Deutsch für Aus- und Inländer

Heraus mit der Sprache

Sprache begleitet uns von klein auf. Jahrelang analysieren wir sie in der Schule und lernen Dutzende grammatikalische Regeln. Und dennoch besitzt sie einige Eigenheiten, die wir zwar intuitiv richtig umsetzen, aber nicht erklären können.

Unter dem Pseudonym Andreas Thalmayr beschäftigt sich der deutsche Dichter und Schriftsteller Hans Magnus Enzensberger in seinem neuesten Buch mit dem Phänomen Sprache. Dass es sich dabei weder um eine Grammatik, noch um eine Stilkunde handelt, stellt er gleich zu Beginn klar.

Raten Sie bitte!
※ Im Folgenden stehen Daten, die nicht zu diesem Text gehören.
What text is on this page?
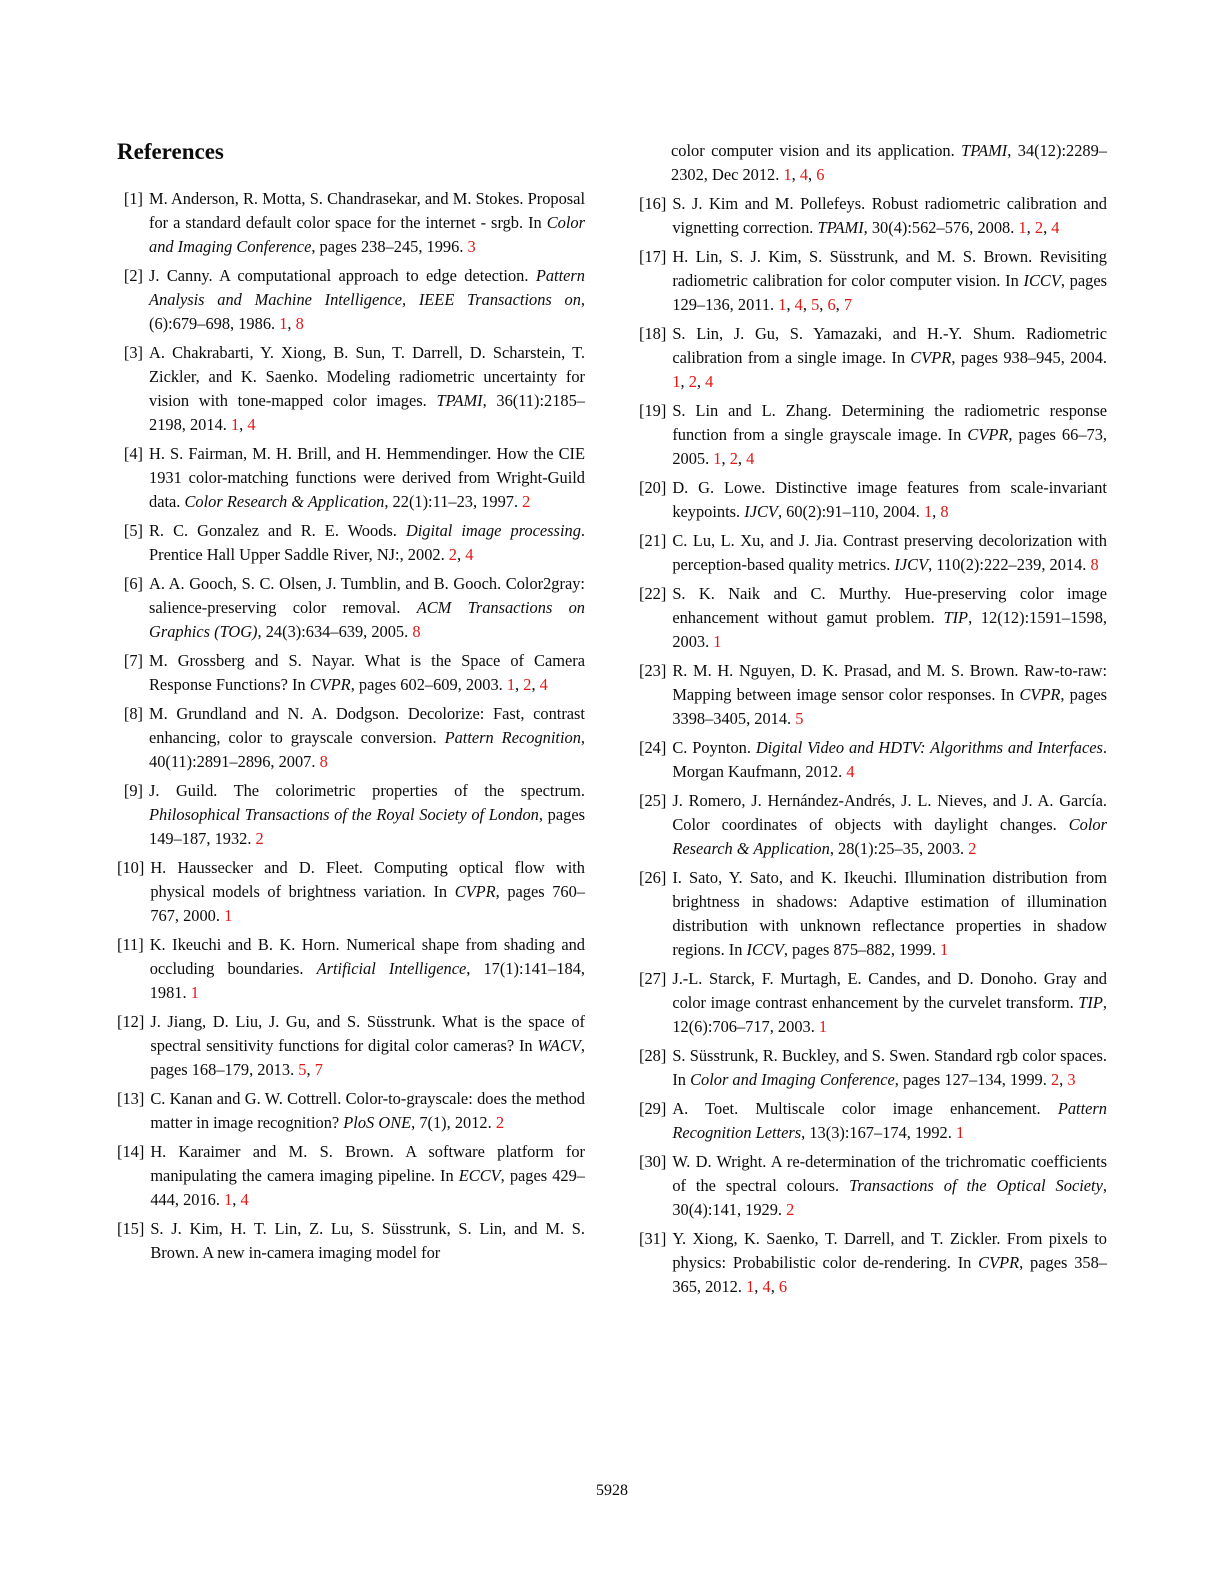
References
[1] M. Anderson, R. Motta, S. Chandrasekar, and M. Stokes. Proposal for a standard default color space for the internet - srgb. In Color and Imaging Conference, pages 238–245, 1996. 3
[2] J. Canny. A computational approach to edge detection. Pattern Analysis and Machine Intelligence, IEEE Transactions on, (6):679–698, 1986. 1, 8
[3] A. Chakrabarti, Y. Xiong, B. Sun, T. Darrell, D. Scharstein, T. Zickler, and K. Saenko. Modeling radiometric uncertainty for vision with tone-mapped color images. TPAMI, 36(11):2185–2198, 2014. 1, 4
[4] H. S. Fairman, M. H. Brill, and H. Hemmendinger. How the CIE 1931 color-matching functions were derived from Wright-Guild data. Color Research & Application, 22(1):11–23, 1997. 2
[5] R. C. Gonzalez and R. E. Woods. Digital image processing. Prentice Hall Upper Saddle River, NJ:, 2002. 2, 4
[6] A. A. Gooch, S. C. Olsen, J. Tumblin, and B. Gooch. Color2gray: salience-preserving color removal. ACM Transactions on Graphics (TOG), 24(3):634–639, 2005. 8
[7] M. Grossberg and S. Nayar. What is the Space of Camera Response Functions? In CVPR, pages 602–609, 2003. 1, 2, 4
[8] M. Grundland and N. A. Dodgson. Decolorize: Fast, contrast enhancing, color to grayscale conversion. Pattern Recognition, 40(11):2891–2896, 2007. 8
[9] J. Guild. The colorimetric properties of the spectrum. Philosophical Transactions of the Royal Society of London, pages 149–187, 1932. 2
[10] H. Haussecker and D. Fleet. Computing optical flow with physical models of brightness variation. In CVPR, pages 760–767, 2000. 1
[11] K. Ikeuchi and B. K. Horn. Numerical shape from shading and occluding boundaries. Artificial Intelligence, 17(1):141–184, 1981. 1
[12] J. Jiang, D. Liu, J. Gu, and S. Süsstrunk. What is the space of spectral sensitivity functions for digital color cameras? In WACV, pages 168–179, 2013. 5, 7
[13] C. Kanan and G. W. Cottrell. Color-to-grayscale: does the method matter in image recognition? PloS ONE, 7(1), 2012. 2
[14] H. Karaimer and M. S. Brown. A software platform for manipulating the camera imaging pipeline. In ECCV, pages 429–444, 2016. 1, 4
[15] S. J. Kim, H. T. Lin, Z. Lu, S. Süsstrunk, S. Lin, and M. S. Brown. A new in-camera imaging model for
color computer vision and its application. TPAMI, 34(12):2289–2302, Dec 2012. 1, 4, 6
[16] S. J. Kim and M. Pollefeys. Robust radiometric calibration and vignetting correction. TPAMI, 30(4):562–576, 2008. 1, 2, 4
[17] H. Lin, S. J. Kim, S. Süsstrunk, and M. S. Brown. Revisiting radiometric calibration for color computer vision. In ICCV, pages 129–136, 2011. 1, 4, 5, 6, 7
[18] S. Lin, J. Gu, S. Yamazaki, and H.-Y. Shum. Radiometric calibration from a single image. In CVPR, pages 938–945, 2004. 1, 2, 4
[19] S. Lin and L. Zhang. Determining the radiometric response function from a single grayscale image. In CVPR, pages 66–73, 2005. 1, 2, 4
[20] D. G. Lowe. Distinctive image features from scale-invariant keypoints. IJCV, 60(2):91–110, 2004. 1, 8
[21] C. Lu, L. Xu, and J. Jia. Contrast preserving decolorization with perception-based quality metrics. IJCV, 110(2):222–239, 2014. 8
[22] S. K. Naik and C. Murthy. Hue-preserving color image enhancement without gamut problem. TIP, 12(12):1591–1598, 2003. 1
[23] R. M. H. Nguyen, D. K. Prasad, and M. S. Brown. Raw-to-raw: Mapping between image sensor color responses. In CVPR, pages 3398–3405, 2014. 5
[24] C. Poynton. Digital Video and HDTV: Algorithms and Interfaces. Morgan Kaufmann, 2012. 4
[25] J. Romero, J. Hernández-Andrés, J. L. Nieves, and J. A. García. Color coordinates of objects with daylight changes. Color Research & Application, 28(1):25–35, 2003. 2
[26] I. Sato, Y. Sato, and K. Ikeuchi. Illumination distribution from brightness in shadows: Adaptive estimation of illumination distribution with unknown reflectance properties in shadow regions. In ICCV, pages 875–882, 1999. 1
[27] J.-L. Starck, F. Murtagh, E. Candes, and D. Donoho. Gray and color image contrast enhancement by the curvelet transform. TIP, 12(6):706–717, 2003. 1
[28] S. Süsstrunk, R. Buckley, and S. Swen. Standard rgb color spaces. In Color and Imaging Conference, pages 127–134, 1999. 2, 3
[29] A. Toet. Multiscale color image enhancement. Pattern Recognition Letters, 13(3):167–174, 1992. 1
[30] W. D. Wright. A re-determination of the trichromatic coefficients of the spectral colours. Transactions of the Optical Society, 30(4):141, 1929. 2
[31] Y. Xiong, K. Saenko, T. Darrell, and T. Zickler. From pixels to physics: Probabilistic color de-rendering. In CVPR, pages 358–365, 2012. 1, 4, 6
5928
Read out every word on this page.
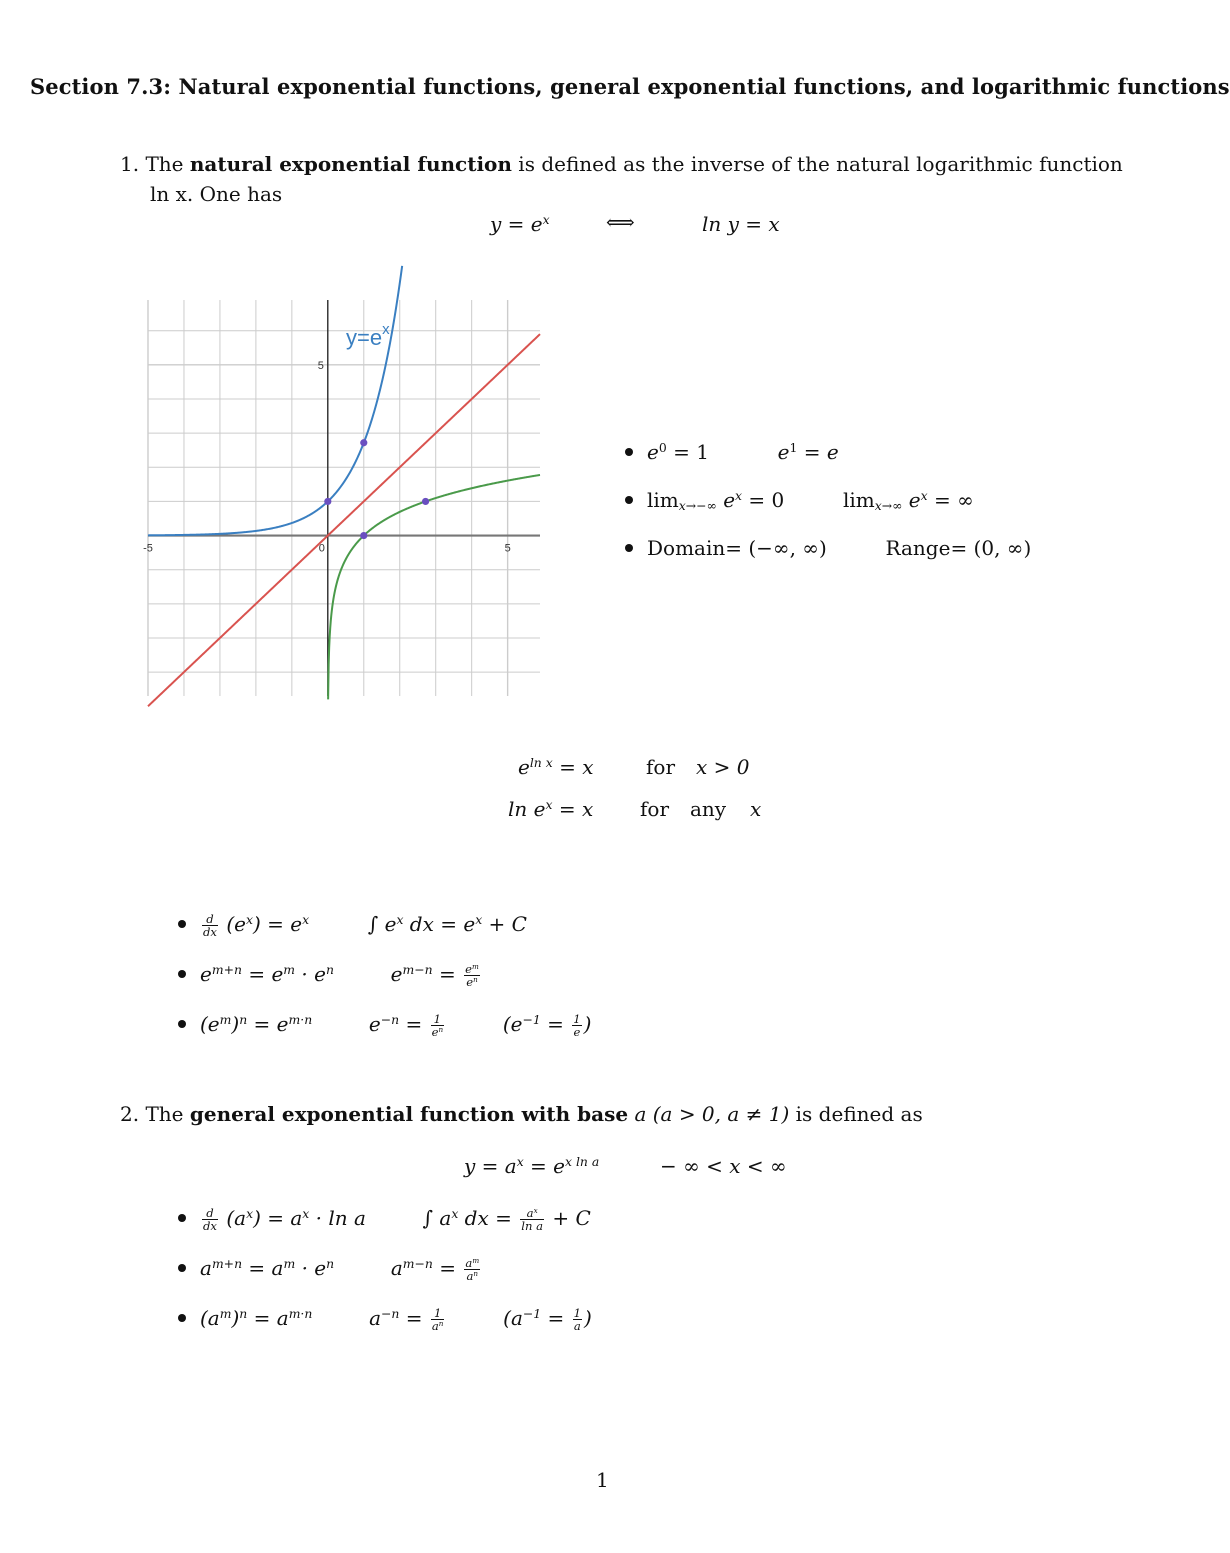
Section 7.3: Natural exponential functions, general exponential functions, and logarithmic functions
1. The natural exponential function is defined as the inverse of the natural logarithmic function
ln x. One has
$y = e^x$	⟺	ln y = x
-5	0	5
5
$y=e^x$
$e^0 = 1$	$e^1 = e$
$\lim_{x\to-\infty} e^x = 0$	$\lim_{x\to\infty} e^x$ = ∞
Domain= (−∞, ∞)	Range= (0, ∞)
$e^{ln x} = x$	for x > 0
$\ln e^x = x$ for any x
$\frac{d}{dx} (e^x) = e^x$	∫ $e^x$ dx = $e^x + C$
$e^{m+n} = e^m \cdot e^n$	$e^{m-n} = \frac{e^m}{e^n}$
$(e^m)^n = e^{m\cdot n}$	$e^{-n} = \frac{1}{e^n}$	($e^{-1} = \frac{1}{e}$ )
2. The general exponential function with base a (a > 0, a ≠ 1) is defined as
$y = a^x = e^{x ln a}$	− ∞ < x < ∞
$\frac{d}{dx} (a^x) = a^x \cdot \ln a$	∫ $a^x$ dx = $\frac{a^x}{\text{ln a}} + C$
$a^{m+n} = a^m \cdot e^n$	$a^{m-n} = \frac{a^m}{a^n}$
$(a^m)^n = a^{m\cdot n}$	$a^{-n} = \frac{1}{a^n}$	($a^{-1} = \frac{1}{a}$ )
1
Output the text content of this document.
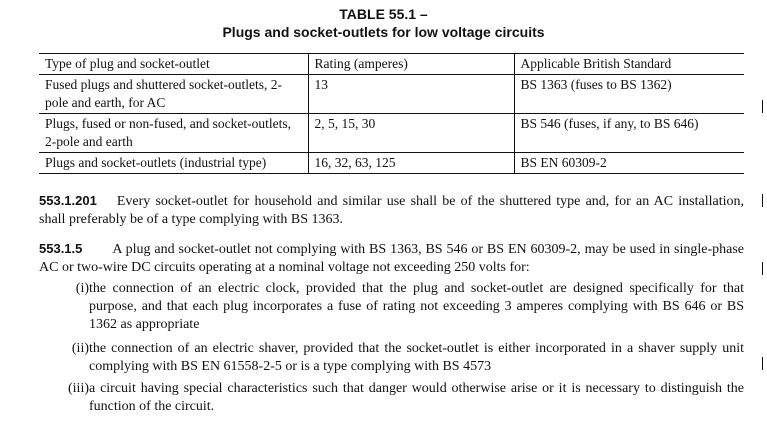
TABLE 55.1 –
Plugs and socket-outlets for low voltage circuits
Type of plug and socket-outlet	Rating (amperes)	Applicable British Standard
Fused plugs and shuttered socket-outlets, 2-pole and earth, for AC	13	BS 1363 (fuses to BS 1362)
Plugs, fused or non-fused, and socket-outlets, 2-pole and earth	2, 5, 15, 30	BS 546 (fuses, if any, to BS 646)
Plugs and socket-outlets (industrial type)	16, 32, 63, 125	BS EN 60309-2
553.1.201 Every socket-outlet for household and similar use shall be of the shuttered type and, for an AC installation, shall preferably be of a type complying with BS 1363.
553.1.5 A plug and socket-outlet not complying with BS 1363, BS 546 or BS EN 60309-2, may be used in single-phase AC or two-wire DC circuits operating at a nominal voltage not exceeding 250 volts for:
(i) the connection of an electric clock, provided that the plug and socket-outlet are designed specifically for that purpose, and that each plug incorporates a fuse of rating not exceeding 3 amperes complying with BS 646 or BS 1362 as appropriate
(ii) the connection of an electric shaver, provided that the socket-outlet is either incorporated in a shaver supply unit complying with BS EN 61558-2-5 or is a type complying with BS 4573
(iii) a circuit having special characteristics such that danger would otherwise arise or it is necessary to distinguish the function of the circuit.
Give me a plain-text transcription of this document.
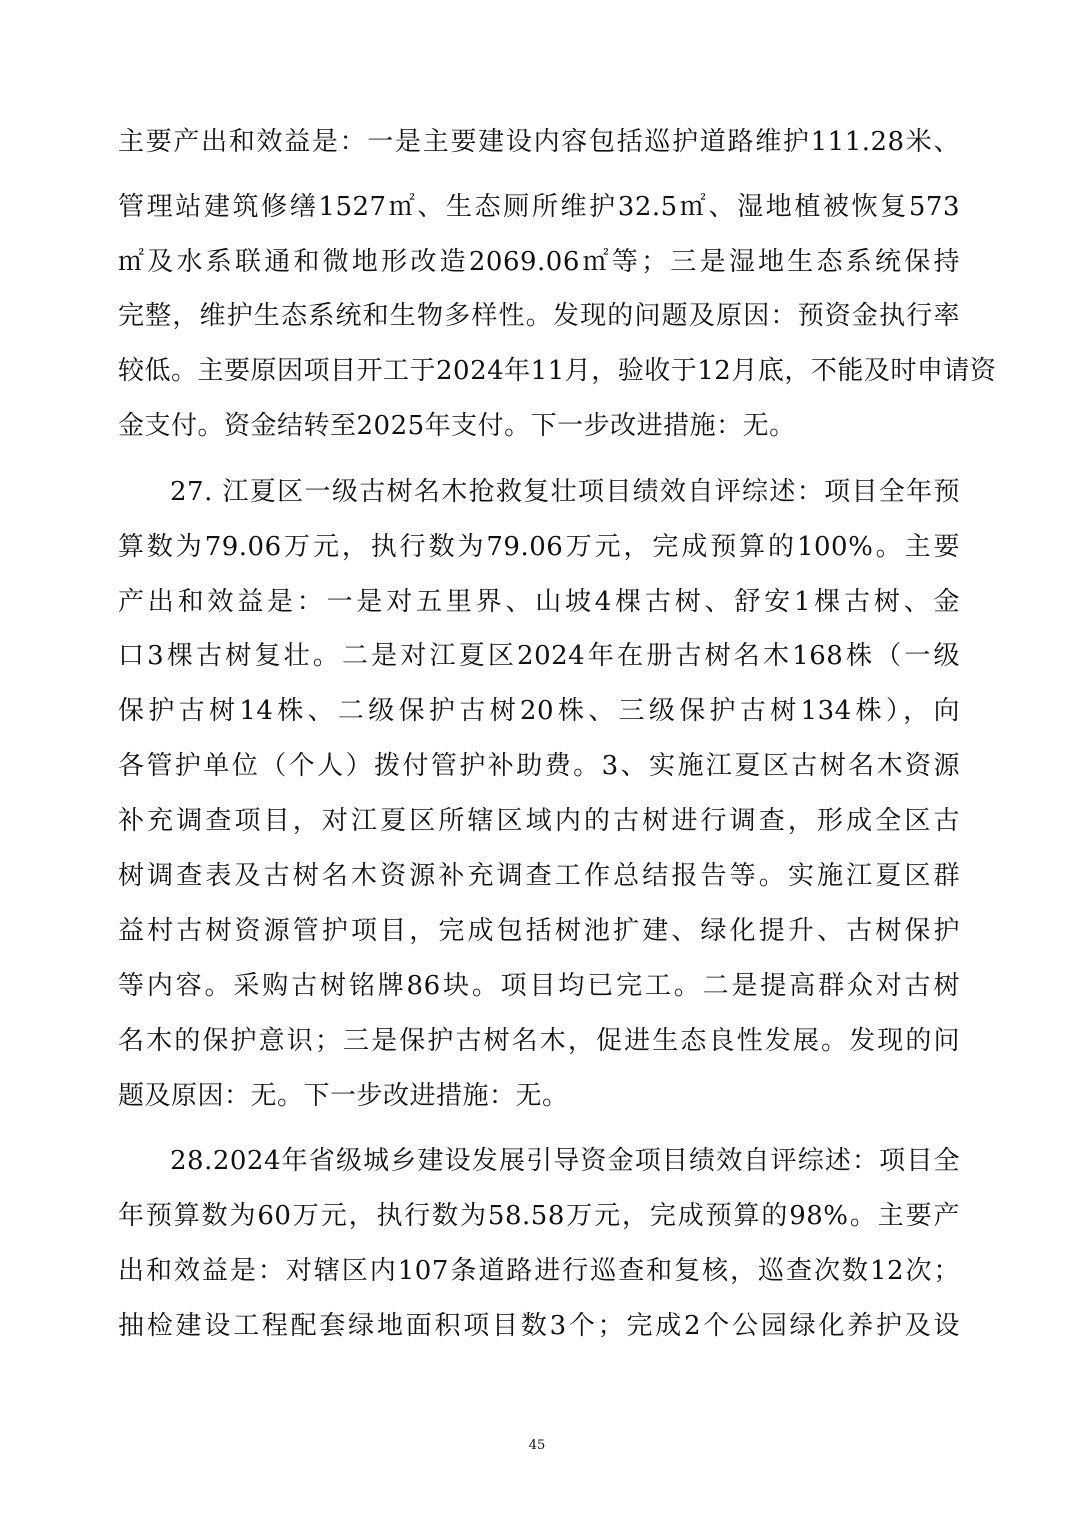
主要产出和效益是：一是主要建设内容包括巡护道路维护111.28米、
管理站建筑修缮1527㎡、生态厕所维护32.5㎡、湿地植被恢复573
㎡及水系联通和微地形改造2069.06㎡等；三是湿地生态系统保持
完整，维护生态系统和生物多样性。发现的问题及原因：预资金执行率
较低。主要原因项目开工于2024年11月，验收于12月底，不能及时申请资
金支付。资金结转至2025年支付。下一步改进措施：无。
27. 江夏区一级古树名木抢救复壮项目绩效自评综述：项目全年预
算数为79.06万元，执行数为79.06万元，完成预算的100%。主要
产出和效益是：一是对五里界、山坡4棵古树、舒安1棵古树、金
口3棵古树复壮。二是对江夏区2024年在册古树名木168株（一级
保护古树14株、二级保护古树20株、三级保护古树134株），向
各管护单位（个人）拨付管护补助费。3、实施江夏区古树名木资源
补充调查项目，对江夏区所辖区域内的古树进行调查，形成全区古
树调查表及古树名木资源补充调查工作总结报告等。实施江夏区群
益村古树资源管护项目，完成包括树池扩建、绿化提升、古树保护
等内容。采购古树铭牌86块。项目均已完工。二是提高群众对古树
名木的保护意识；三是保护古树名木，促进生态良性发展。发现的问
题及原因：无。下一步改进措施：无。
28.2024年省级城乡建设发展引导资金项目绩效自评综述：项目全
年预算数为60万元，执行数为58.58万元，完成预算的98%。主要产
出和效益是：对辖区内107条道路进行巡查和复核，巡查次数12次；
抽检建设工程配套绿地面积项目数3个；完成2个公园绿化养护及设
45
Was hat der Flug mit dem Vieh, der Schlag mit dem Schuh, das Öl mit dem Strick und das Bett mit dem Feuer gemeinsam? Das, was man braucht um sich zu rasieren, um zu fahren, zu reißen, zu nähen, zu waschen und zu malen?
Richtig: ein -zeug.

Rekordverdächtig

Allein die Auswahl an Möglichkeiten, die die deutsche Sprache bietet, ist enorm. Nicht nur eine breite Palette an Vor- und Nachsilben laden zum Experimentieren mit Wörtern ein, sondern auch durch das Aneinanderreihen von Hauptwörtern kann jeder Mensch neue Kreationen entstehen lassen.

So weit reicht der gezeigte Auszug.